Виктор Голышев: «Паршивую книгу хорошо перевести нельзя» - ссылка на интервью с переводчиком с английского Виктором Петровичем Голышевым.
Елена Калашникова: Когда Вы только начинали переводить, какие-то переводчики были для Вас примером?
Виктор Голышев : Вначале нет. Примеры появились позже, когда я стал осознанно читать переводы других и радоваться некоторым работам.
Е.К.: Возвращаетесь ли Вы к своим старым переводам что-то переделать или просто перечитать?
В.Г.: Боже упаси! Во-первых, неинтересно, а во-вторых, не думаю, что со временем человек становится лучше, техника улучшается, а энергии не прибавляется.
Е.К.: Как Вы считаете, есть ли понятие "старение перевода"?
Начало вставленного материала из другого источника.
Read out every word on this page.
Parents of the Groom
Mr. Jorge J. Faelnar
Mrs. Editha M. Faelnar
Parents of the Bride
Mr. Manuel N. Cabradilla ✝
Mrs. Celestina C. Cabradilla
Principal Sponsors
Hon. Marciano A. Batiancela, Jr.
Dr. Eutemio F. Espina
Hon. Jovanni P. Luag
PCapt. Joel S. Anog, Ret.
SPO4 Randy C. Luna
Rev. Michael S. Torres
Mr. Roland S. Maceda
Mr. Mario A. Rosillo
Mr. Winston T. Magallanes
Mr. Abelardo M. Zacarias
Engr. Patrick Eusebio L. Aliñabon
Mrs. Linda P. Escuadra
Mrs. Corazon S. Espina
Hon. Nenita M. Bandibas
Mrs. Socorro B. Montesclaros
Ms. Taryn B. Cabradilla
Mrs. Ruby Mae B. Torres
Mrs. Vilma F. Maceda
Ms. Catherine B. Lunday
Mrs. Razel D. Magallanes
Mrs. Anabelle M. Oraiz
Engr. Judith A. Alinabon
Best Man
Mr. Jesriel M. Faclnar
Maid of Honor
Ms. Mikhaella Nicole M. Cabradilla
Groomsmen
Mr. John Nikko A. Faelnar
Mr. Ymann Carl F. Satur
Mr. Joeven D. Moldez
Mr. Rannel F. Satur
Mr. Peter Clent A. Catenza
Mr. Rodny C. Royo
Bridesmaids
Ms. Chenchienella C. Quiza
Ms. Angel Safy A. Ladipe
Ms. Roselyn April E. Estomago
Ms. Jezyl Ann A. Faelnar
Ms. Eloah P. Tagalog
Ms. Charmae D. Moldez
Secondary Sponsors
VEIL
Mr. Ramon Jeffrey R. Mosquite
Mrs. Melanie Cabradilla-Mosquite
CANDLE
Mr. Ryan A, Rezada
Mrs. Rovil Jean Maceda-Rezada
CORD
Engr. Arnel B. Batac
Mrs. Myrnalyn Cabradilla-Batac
В.Г.: Конечно, есть, но стареют и сами книги. На семинарах в Литературном институте мы со студентами читали роман "1919" Дос Пассоса в переводе Стенича - перевод не устарел. Хотя в то время, когда Стенич работал над этим романом, трудно было узнать некоторые вещи, не было словаря слэнга или словаря страноведения...
Е.К.: Как Вы считаете, все книги устаревают - или к гениальным произведениям это не относится?
В.Г.: Это вечный вопрос, по-моему, устаревают не все книги. Скорее устарел Диккенс, а не Софокл. Дос Пассос тоже, конечно, устарел, хотя в свое время он, особенно по-русски, произвел огромное впечатление, а вот Шекспир, думаю, не устарел.
Е.К.: Как Вы думаете, перевод - это вдохновение?
В.Г.: Я не знаю, что это такое.
Е.К.: Вы каждый день переводите?
В.Г.: Да, если здоров, то почти ежедневно - или "халтуру", или хорошую книгу. Не перевожу только пока ищу новое произведение или работаю с редактором...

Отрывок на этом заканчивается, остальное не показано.